Sedangkan Yang menjadi PLT atau Wali dimadinah adalah Abu Dzar Al – Ghifari.

Dalam Peperangan Ini Tidak terjadi Konfrontasi antara Kaum muslimin dengan  Gatafan / Badui karena dalam perjalanan tersebut rasulullah bertemu dengan sekolompok orang dari ghatafan mereka melakukan perdamaian namun rasulullah tetap melakukan shalat khauf_ Sholat Khauf dilakukan beliau 2 rakaat bersama sekelompok kaum muslimin lalu kemudian beliau Mundur dan shalat 2 rakaat bersama kelompok lainya, beliau sahalat 4 rakaat dan kaum muslimin shalat 2 rakaat.

dalam perjalanan pulang dari Ghatafan menuju Madinah, terjadi sebuah peristiwa garib (unik). Cerita tentang hal ini diriwayatkan oleh al-Bukhari dari sahabat Jabir.
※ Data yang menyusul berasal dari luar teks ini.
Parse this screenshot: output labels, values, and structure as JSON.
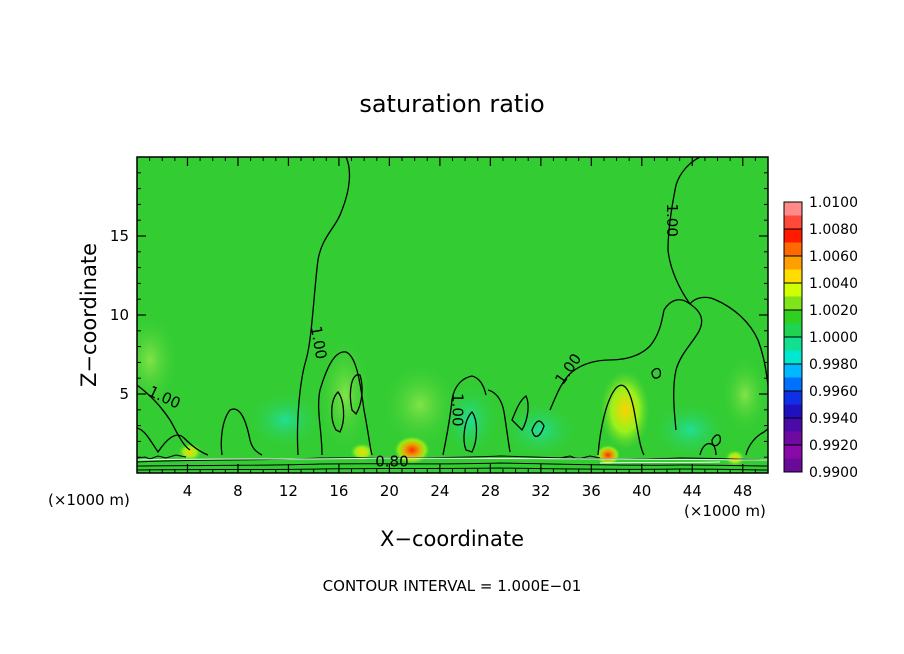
{
  "chart_data": {
    "type": "heatmap",
    "title": "saturation ratio",
    "xlabel": "X−coordinate",
    "ylabel": "Z−coordinate",
    "x_unit_left": "(×1000 m)",
    "x_unit_right": "(×1000 m)",
    "xlim": [
      0,
      50
    ],
    "ylim": [
      0,
      20
    ],
    "xticks": [
      4,
      8,
      12,
      16,
      20,
      24,
      28,
      32,
      36,
      40,
      44,
      48
    ],
    "yticks": [
      5,
      10,
      15
    ],
    "contour_labels": [
      {
        "text": "1.00",
        "x": 2.0,
        "y": 4.5
      },
      {
        "text": "1.00",
        "x": 14.0,
        "y": 8.2
      },
      {
        "text": "1.00",
        "x": 25.0,
        "y": 4.0
      },
      {
        "text": "1.00",
        "x": 34.5,
        "y": 6.4
      },
      {
        "text": "1.00",
        "x": 42.0,
        "y": 16.0
      },
      {
        "text": "0.80",
        "x": 20.2,
        "y": 0.4
      }
    ],
    "colorbar": {
      "levels": [
        "1.0100",
        "1.0080",
        "1.0060",
        "1.0040",
        "1.0020",
        "1.0000",
        "0.9980",
        "0.9960",
        "0.9940",
        "0.9920",
        "0.9900"
      ],
      "colors": [
        "#ff8a8a",
        "#ff4a3a",
        "#ff1a00",
        "#ff6a00",
        "#ffa000",
        "#ffdd00",
        "#cfff00",
        "#7fe41a",
        "#2fd020",
        "#1ed450",
        "#10e090",
        "#00e8d0",
        "#00b8ff",
        "#0070ff",
        "#1030e8",
        "#2010c0",
        "#4a0aa8",
        "#6e0aa0",
        "#8a0aa8",
        "#6a0a98"
      ]
    },
    "background_color": "#33cc33",
    "grid": false
  },
  "footer": {
    "contour_interval": "CONTOUR INTERVAL = 1.000E−01"
  }
}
Dalam perjalanan pulang menuju Madinah, pasukan Islam istirahat terpisah. Mereka istirahat di teduhnya pepohonan yang ada di sana. Demikian pula Rasulullah, beliau pun ikut berteduh sambil menggantungkan pedangnya di pohon. Kemudian semuanya tidur. Tiba-tiba ada seseorang menghampiri Nabi dan mengambil pedang beliau. Ia todongkan pedang itu di leher beliau. Rasulullah terjaga.

Orang ini hendak membunuh nabi. Jika itu benar-benar terjadi, dijamin ia mendapat kemuliaan di tengah Ghatafan. Tapi Allah menjaga Rasul-Nya. Tak membiarkan hal itu terjadi. Sebagaimana firman-Nya:

وَاللهُ يَعْصِمُكَ مِنَ النَّاسِ إِنَّ اللهَ لاَ يَهْدِي الْقَوْمَ الْكَافِرِينَ
 
“Allah menjaga kamu dari (gangguan) manusia. Sesungguhnya Allah tidak memberi petunjuk kepada orang-orang yang kafir.” [Quran Al-Maidah: 67].

Si Badui musyrik ini berkata, “Kau takut denganku?” “Tidak,” jawab Nabi. Beliau tidak berkedip. Sama sekali tak tampak rasa takut sedikit pun. Laki-laki ini merasa takjub. Pedang di tangannya sementara Muhammad tak memiliki sesuatu pun untuk melindungi dirinya. Tapi ia tak tampak rasa takut padanya. “Siapa yang bakal menyelamatkanmu dariku?” gertak orang itu.

Nabi jawab dengan mantap, “Allah.”

Dalam suatu riwayat, laki-laki itu mengulang pertanyaannya sebanyak tiga kali. Dan Rasulullah tetap menjawab “Allah.” (HR. al-Bukhari dalam Kitab al-Jihad wa as-Sair, 2753).
Pedang di tangannya pun terjatuh. Dalam riwayat lain, ia menyarungkan pedang tersebut karena takjub melihat keberanian dan ketenangan Nabi (al-Bukhari dalam Kitab al-Maghazi, 3908). Sedangkan di riwayat Imam Ahmad dan Ibnu Ishaq rahimahumallah ketika pedang tersebut jatuh, Rasulullah mengambilnya. Setelah itu gantian beliau todongkan dan berkata, “Siapa yang bakal menyelamatkanmu dariku?” Keadaan berbalik.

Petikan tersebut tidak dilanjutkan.